Los derechos no siempre son civiles.
El acuerdo de paz en Irlanda del Norte se vio zarandeado hace unas semanas por los católicos del IRA, y en estos últimos días por los protestantes de Orange. Pero, en ambos casos, las comunidades han tenido el buen acuerdo de recurrir a la guerra menor, aunque dos veces civil, en el interior de su propio colectivo, en vez de a la guerra civil en primera instancia, o intercomunitaria. En el caso de los primeros, se ha tratado de ajustes de cuentas, violentas llamadas al orden por parte de la guerrilla oficial contra disidentes varios, o amagos menores de la guerrilla insumisa. En el caso de los segundos, los enfrentamientos se han producido contra la policía del Ulster, tan protestante como ellos mismos, pero que ha impedido que hasta ahora la temporada de desfiles conmemorativos de la instalación del régimen sectario atravesara ciertos barrios católicos, porque si lo hacen se arma.El presente acuerdo, que falta hacer definitivo pero marcha por buen camino, se basa en que los católicos aceptan la pertenencia de la provincia al Reino Unido, y que los protestantes admiten que si un día las urnas dicen lo contrario la isla podrá reunificarse. Como esto último es poca cosa, se ha instalado también un sistema de gobierno conjunto de las dos naciones -británicos protestantes e irlandeses católicos- con garantías contra la discriminación sobre la minoría papista.

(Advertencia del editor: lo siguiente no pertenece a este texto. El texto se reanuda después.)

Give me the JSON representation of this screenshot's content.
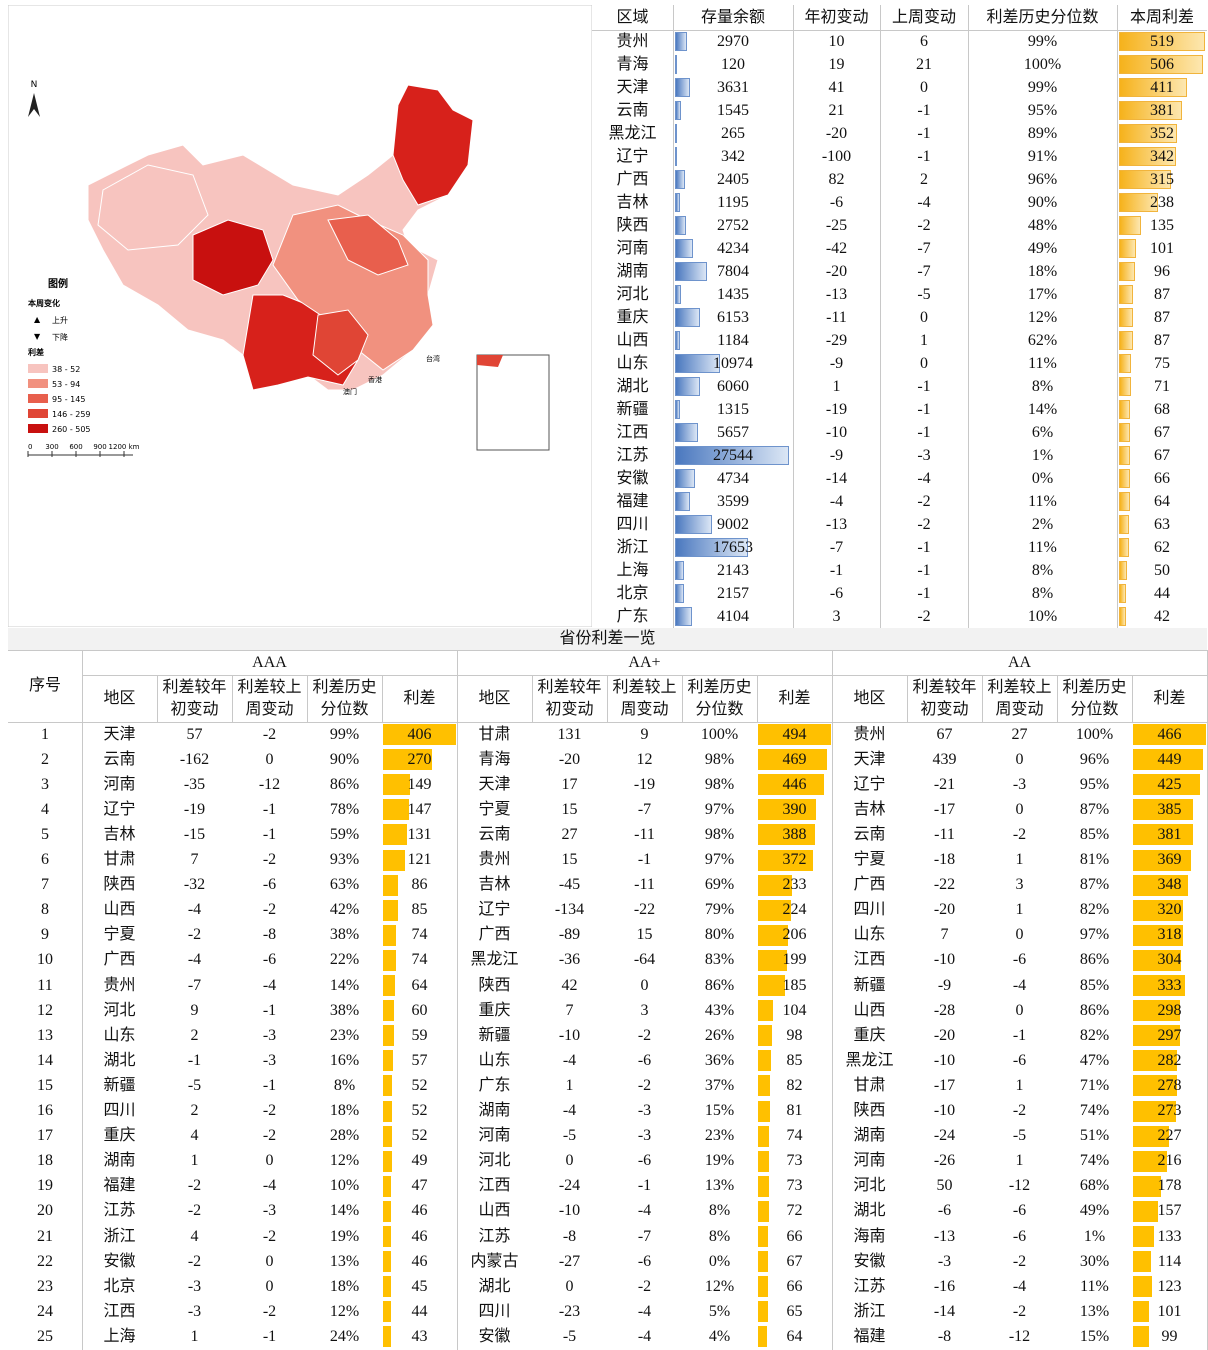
{
  "map": {
    "north": "N",
    "legend_title": "图例",
    "change_title": "本周变化",
    "up": "上升",
    "down": "下降",
    "spread_title": "利差",
    "bins": [
      "38 - 52",
      "53 - 94",
      "95 - 145",
      "146 - 259",
      "260 - 505"
    ],
    "scale": [
      "0",
      "300",
      "600",
      "900",
      "1200 km"
    ],
    "labels": [
      "香港",
      "澳门",
      "台湾"
    ]
  },
  "top_table": {
    "headers": [
      "区域",
      "存量余额",
      "年初变动",
      "上周变动",
      "利差历史分位数",
      "本周利差"
    ],
    "rows": [
      [
        "贵州",
        2970,
        10,
        6,
        "99%",
        519
      ],
      [
        "青海",
        120,
        19,
        21,
        "100%",
        506
      ],
      [
        "天津",
        3631,
        41,
        0,
        "99%",
        411
      ],
      [
        "云南",
        1545,
        21,
        -1,
        "95%",
        381
      ],
      [
        "黑龙江",
        265,
        -20,
        -1,
        "89%",
        352
      ],
      [
        "辽宁",
        342,
        -100,
        -1,
        "91%",
        342
      ],
      [
        "广西",
        2405,
        82,
        2,
        "96%",
        315
      ],
      [
        "吉林",
        1195,
        -6,
        -4,
        "90%",
        238
      ],
      [
        "陕西",
        2752,
        -25,
        -2,
        "48%",
        135
      ],
      [
        "河南",
        4234,
        -42,
        -7,
        "49%",
        101
      ],
      [
        "湖南",
        7804,
        -20,
        -7,
        "18%",
        96
      ],
      [
        "河北",
        1435,
        -13,
        -5,
        "17%",
        87
      ],
      [
        "重庆",
        6153,
        -11,
        0,
        "12%",
        87
      ],
      [
        "山西",
        1184,
        -29,
        1,
        "62%",
        87
      ],
      [
        "山东",
        10974,
        -9,
        0,
        "11%",
        75
      ],
      [
        "湖北",
        6060,
        1,
        -1,
        "8%",
        71
      ],
      [
        "新疆",
        1315,
        -19,
        -1,
        "14%",
        68
      ],
      [
        "江西",
        5657,
        -10,
        -1,
        "6%",
        67
      ],
      [
        "江苏",
        27544,
        -9,
        -3,
        "1%",
        67
      ],
      [
        "安徽",
        4734,
        -14,
        -4,
        "0%",
        66
      ],
      [
        "福建",
        3599,
        -4,
        -2,
        "11%",
        64
      ],
      [
        "四川",
        9002,
        -13,
        -2,
        "2%",
        63
      ],
      [
        "浙江",
        17653,
        -7,
        -1,
        "11%",
        62
      ],
      [
        "上海",
        2143,
        -1,
        -1,
        "8%",
        50
      ],
      [
        "北京",
        2157,
        -6,
        -1,
        "8%",
        44
      ],
      [
        "广东",
        4104,
        3,
        -2,
        "10%",
        42
      ]
    ]
  },
  "bottom_table": {
    "title": "省份利差一览",
    "index_header": "序号",
    "index": [
      1,
      2,
      3,
      4,
      5,
      6,
      7,
      8,
      9,
      10,
      11,
      12,
      13,
      14,
      15,
      16,
      17,
      18,
      19,
      20,
      21,
      22,
      23,
      24,
      25
    ],
    "headers": [
      "地区",
      "利差较年初变动",
      "利差较上周变动",
      "利差历史分位数",
      "利差"
    ],
    "groups": [
      {
        "name": "AAA",
        "rows": [
          [
            "天津",
            57,
            -2,
            "99%",
            406
          ],
          [
            "云南",
            -162,
            0,
            "90%",
            270
          ],
          [
            "河南",
            -35,
            -12,
            "86%",
            149
          ],
          [
            "辽宁",
            -19,
            -1,
            "78%",
            147
          ],
          [
            "吉林",
            -15,
            -1,
            "59%",
            131
          ],
          [
            "甘肃",
            7,
            -2,
            "93%",
            121
          ],
          [
            "陕西",
            -32,
            -6,
            "63%",
            86
          ],
          [
            "山西",
            -4,
            -2,
            "42%",
            85
          ],
          [
            "宁夏",
            -2,
            -8,
            "38%",
            74
          ],
          [
            "广西",
            -4,
            -6,
            "22%",
            74
          ],
          [
            "贵州",
            -7,
            -4,
            "14%",
            64
          ],
          [
            "河北",
            9,
            -1,
            "38%",
            60
          ],
          [
            "山东",
            2,
            -3,
            "23%",
            59
          ],
          [
            "湖北",
            -1,
            -3,
            "16%",
            57
          ],
          [
            "新疆",
            -5,
            -1,
            "8%",
            52
          ],
          [
            "四川",
            2,
            -2,
            "18%",
            52
          ],
          [
            "重庆",
            4,
            -2,
            "28%",
            52
          ],
          [
            "湖南",
            1,
            0,
            "12%",
            49
          ],
          [
            "福建",
            -2,
            -4,
            "10%",
            47
          ],
          [
            "江苏",
            -2,
            -3,
            "14%",
            46
          ],
          [
            "浙江",
            4,
            -2,
            "19%",
            46
          ],
          [
            "安徽",
            -2,
            0,
            "13%",
            46
          ],
          [
            "北京",
            -3,
            0,
            "18%",
            45
          ],
          [
            "江西",
            -3,
            -2,
            "12%",
            44
          ],
          [
            "上海",
            1,
            -1,
            "24%",
            43
          ]
        ]
      },
      {
        "name": "AA+",
        "rows": [
          [
            "甘肃",
            131,
            9,
            "100%",
            494
          ],
          [
            "青海",
            -20,
            12,
            "98%",
            469
          ],
          [
            "天津",
            17,
            -19,
            "98%",
            446
          ],
          [
            "宁夏",
            15,
            -7,
            "97%",
            390
          ],
          [
            "云南",
            27,
            -11,
            "98%",
            388
          ],
          [
            "贵州",
            15,
            -1,
            "97%",
            372
          ],
          [
            "吉林",
            -45,
            -11,
            "69%",
            233
          ],
          [
            "辽宁",
            -134,
            -22,
            "79%",
            224
          ],
          [
            "广西",
            -89,
            15,
            "80%",
            206
          ],
          [
            "黑龙江",
            -36,
            -64,
            "83%",
            199
          ],
          [
            "陕西",
            42,
            0,
            "86%",
            185
          ],
          [
            "重庆",
            7,
            3,
            "43%",
            104
          ],
          [
            "新疆",
            -10,
            -2,
            "26%",
            98
          ],
          [
            "山东",
            -4,
            -6,
            "36%",
            85
          ],
          [
            "广东",
            1,
            -2,
            "37%",
            82
          ],
          [
            "湖南",
            -4,
            -3,
            "15%",
            81
          ],
          [
            "河南",
            -5,
            -3,
            "23%",
            74
          ],
          [
            "河北",
            0,
            -6,
            "19%",
            73
          ],
          [
            "江西",
            -24,
            -1,
            "13%",
            73
          ],
          [
            "山西",
            -10,
            -4,
            "8%",
            72
          ],
          [
            "江苏",
            -8,
            -7,
            "8%",
            66
          ],
          [
            "内蒙古",
            -27,
            -6,
            "0%",
            67
          ],
          [
            "湖北",
            0,
            -2,
            "12%",
            66
          ],
          [
            "四川",
            -23,
            -4,
            "5%",
            65
          ],
          [
            "安徽",
            -5,
            -4,
            "4%",
            64
          ]
        ]
      },
      {
        "name": "AA",
        "rows": [
          [
            "贵州",
            67,
            27,
            "100%",
            466
          ],
          [
            "天津",
            439,
            0,
            "96%",
            449
          ],
          [
            "辽宁",
            -21,
            -3,
            "95%",
            425
          ],
          [
            "吉林",
            -17,
            0,
            "87%",
            385
          ],
          [
            "云南",
            -11,
            -2,
            "85%",
            381
          ],
          [
            "宁夏",
            -18,
            1,
            "81%",
            369
          ],
          [
            "广西",
            -22,
            3,
            "87%",
            348
          ],
          [
            "四川",
            -20,
            1,
            "82%",
            320
          ],
          [
            "山东",
            7,
            0,
            "97%",
            318
          ],
          [
            "江西",
            -10,
            -6,
            "86%",
            304
          ],
          [
            "新疆",
            -9,
            -4,
            "85%",
            333
          ],
          [
            "山西",
            -28,
            0,
            "86%",
            298
          ],
          [
            "重庆",
            -20,
            -1,
            "82%",
            297
          ],
          [
            "黑龙江",
            -10,
            -6,
            "47%",
            282
          ],
          [
            "甘肃",
            -17,
            1,
            "71%",
            278
          ],
          [
            "陕西",
            -10,
            -2,
            "74%",
            273
          ],
          [
            "湖南",
            -24,
            -5,
            "51%",
            227
          ],
          [
            "河南",
            -26,
            1,
            "74%",
            216
          ],
          [
            "河北",
            50,
            -12,
            "68%",
            178
          ],
          [
            "湖北",
            -6,
            -6,
            "49%",
            157
          ],
          [
            "海南",
            -13,
            -6,
            "1%",
            133
          ],
          [
            "安徽",
            -3,
            -2,
            "30%",
            114
          ],
          [
            "江苏",
            -16,
            -4,
            "11%",
            123
          ],
          [
            "浙江",
            -14,
            -2,
            "13%",
            101
          ],
          [
            "福建",
            -8,
            -12,
            "15%",
            99
          ]
        ]
      }
    ]
  }
}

Pero en todo ello reina un equívoco. El IRA hace ver que no ha sido derrotado militarmente -aunque sobreviva -al retener la propiedad eminente sobre un armamento a cuyo usufructo, sin embargo, ha renunciado, ahora bajo la supervisión de una veeduría independiente. Y el orangismo hace ver que nada ha cambiado en su hegemonía social y política, aunque tenga que admitir católicos en el Ejecutivo de Belfast.
Y esa hegemonía se expresa con toda la pompa de entorchadas procesiones para celebrar la victoria militar del protestantismo en 1690 contra el pretendiente católico al trono de las Islas. Esos son los derechos civiles que la mayoría norirlandesa reivindica para sentirse a gusto en su piel, para garantizarse a sí misma que suelo tan sangriento siga siendo británico para la eternidad, como aquel rincón de tierra extraña que en la I Guerra confiscó poéticamente Rupert Brooke.
Si Irlanda del Norte estuviera a punto de convertirse en la Arcadia, la reclamación de esos derechos por los protestantes sería impecable. Todo el mundo ha de tener derecho a manifestarse pacíficamente como le dé la gana. Pero el Ulster es todavía un paciente que necesita ponderados cuidados, donde las dos comunidades han de saber ceder para que se aclimate la planta de la paz. A cambio de la transformación de tregua en pacificación perpetua, no parecería, por ello, pedir demasiado que los orangistas dejaran de restregar las narices del prójimo con el recuerdo de una victoria del integrismo anticatólico, lo que no desmiente que si hubieran perdido serían los integristas católicos los que les habrían sojuzgado a ellos. Y, sin embargo, no se les exige tanto, sino que conformen sus itinerarios a rutas menos provocativas.
Los mayores enemigos de la paz son, hoy, una minoría numéricamente insignificante de disidentes del IRA que consideran que la firma de Viernes Santo de 1998 fue lesa traición; y un buen número, quizá mayoría, de protestantes que quieren la paz, pero a precios de fin de temporada. Estos últimos son los que reclaman pífano y tambor para que no se le olvide a nadie quienes tienen el auténtico copyright sobre el país.
Y esas dos radicalidades están íntimamente ligadas, porque la prueba de que los escisionarios del terrorismo católico tienen razón será que los orangistas sigan defendiendo a tiros unos derechos tan civiles como ancestrales, entre los que se cuenta, como mayor obstáculo restante para asentar la paz, el mantenimiento de una policía sectaria, casi íntegramente formada por protestantes. Esa misma policía, a la que ahora se enfrentan los orangistas, porque trata de comportarse como el verdadero guardián de las dos comunidades.